Was the GSW related to the liver laceration? Did the description found in the medical record imply a more severe laceration?

- Both the GSW to abdomen and the liver laceration should clue the abstractor to further investigate documentation and discuss with the related provider.

EXAMPLES

Example 2:

Reviewing the documentation, in the OR report there was a repair of a 4 cm deep laceration to the hepatic lobe of the liver. This indicates a major liver laceration.

EXAMPLES

Example 2:

Updated: ISS = 17

EXAMPLES

Example 2:

What else can be done to obtain a more accurate (and potentially higher) ISS.

GSW to shoulder – If the GSW affected one of the shoulder joints, this would also result in a more accurate assignment.

EXAMPLES

Example 2: Updated – ISS = 20

EXAMPLES

Example 3:

Patient has the following injuries abstracted Stab wound left neck

2 cm hematoma right neck

Laceration left internal jugular

EXAMPLES

Example 3: Result - What is the problem?

Mentioning the stab wound separately assumes that all injuries are related and cancels penetrating and hematoma codes.

EXAMPLES

Example 3:

To correct this, the stab wound should be associated with the underlying injury and not attempted to code separately.

Corrected narrative:

2 CM HEMATOMA L NECK

STAB WOUND RESULTING IN LAC L INTERNAL JUGULAR

EXAMPLES

Example 3: Updated

EXAMPLES

Example 4:

Patient has a thru and thru GSW to the skull penetrating the right cerebrum and right cerebellum

Major right cerebral occipital lobe laceration 4 cm

Major right cerebellar lobe laceration 3 cm

Occipital skull fx open with exposed tissue

Questions:

- Should the penetrating description be included or just list the underlying injuries in this case?

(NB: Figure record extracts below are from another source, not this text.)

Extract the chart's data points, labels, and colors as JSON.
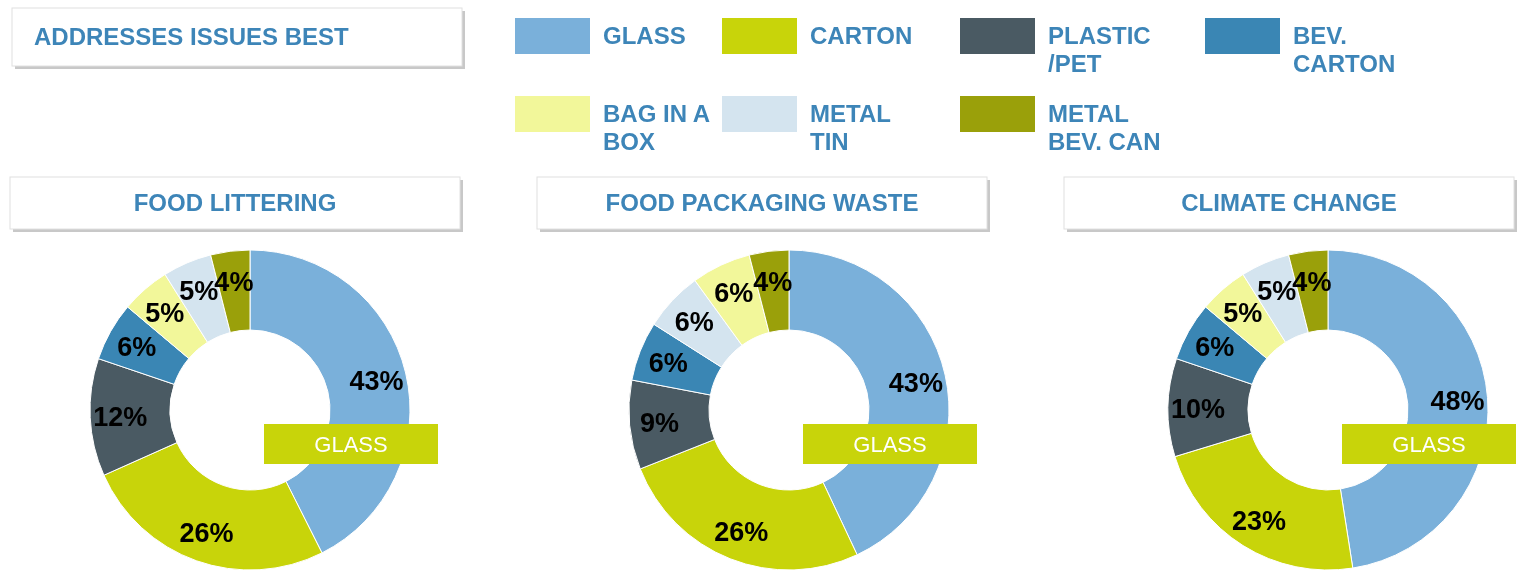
{
  "chart_data": [
    {
      "type": "other",
      "title": "ADDRESSES ISSUES BEST"
    },
    {
      "type": "donut",
      "title": "FOOD LITTERING",
      "legend": "top",
      "annotations": [
        "GLASS"
      ],
      "categories": [
        "GLASS",
        "CARTON",
        "PLASTIC /PET",
        "BEV. CARTON",
        "BAG IN A BOX",
        "METAL TIN",
        "METAL BEV. CAN"
      ],
      "values": [
        43,
        26,
        12,
        6,
        5,
        5,
        4
      ],
      "value_labels": [
        "43%",
        "26%",
        "12%",
        "6%",
        "5%",
        "5%",
        "4%"
      ],
      "colors": [
        "#7ab0da",
        "#c8d40a",
        "#4a5a63",
        "#3a86b4",
        "#f2f79a",
        "#d4e4ef",
        "#9aa00a"
      ]
    },
    {
      "type": "donut",
      "title": "FOOD PACKAGING WASTE",
      "legend": false,
      "annotations": [
        "GLASS"
      ],
      "categories": [
        null,
        null,
        null,
        null,
        null,
        null,
        null
      ],
      "values": [
        43,
        26,
        9,
        6,
        6,
        6,
        4
      ],
      "value_labels": [
        "43%",
        "26%",
        "9%",
        "6%",
        "6%",
        "6%",
        "4%"
      ],
      "colors": [
        "#7ab0da",
        "#c8d40a",
        "#4a5a63",
        "#3a86b4",
        "#d4e4ef",
        "#f2f79a",
        "#9aa00a"
      ]
    },
    {
      "type": "donut",
      "title": "CLIMATE CHANGE",
      "legend": false,
      "annotations": [
        "GLASS"
      ],
      "categories": [
        null,
        null,
        null,
        null,
        null,
        null,
        null
      ],
      "values": [
        48,
        23,
        10,
        6,
        5,
        5,
        4
      ],
      "value_labels": [
        "48%",
        "23%",
        "10%",
        "6%",
        "5%",
        "5%",
        "4%"
      ],
      "colors": [
        "#7ab0da",
        "#c8d40a",
        "#4a5a63",
        "#3a86b4",
        "#f2f79a",
        "#d4e4ef",
        "#9aa00a"
      ]
    }
  ]
}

- If the penetrating injury should be included, do you also need to list the other injuries?

EXAMPLES

Example 4:

The head penetrating injury exception applies in this case because the penetrating trauma involved multiple structures (skull, cerebrum, cerebellum).

If the penetrating trauma is NOT stated, the highest severity score in the head is an AIS of 4.

EXAMPLES

Example 4: Updated

Corrected – Make sure to state the penetrating injury description. The highest severity assignment would be 5 resulting in an ISS of 25.

EXAMPLES

Example 4: What about the other question!!!!

If the penetrating injury should be included, do you also need to list the other injuries?

Recommendation:

According the AAAM rules, the other injuries in this case would not be stated. However, for completeness and detailed ICD10-CM assignments, state all head injuries listed.

REVIEW

When working with cases with penetrating trauma:

Determine underlying injuries to vessels, bone, joints, solid organs, and other deeper structures.

If the penetrating injury is related to underlying injury do NOT state the penetrating injury on separate line. State the penetrating trauma with the underlying injury on the same line.

If no underlying trauma is determine, state the penetrating injury with any tissue loss or blood loss noted in the medical record.

Look for clues in the medical record to indicate blood loss (e.g. Mass Transfusion Protocol)

For head injury, if the penetrating injury involves multiple structures, state both the penetrating injury along with related detailed injury descriptions.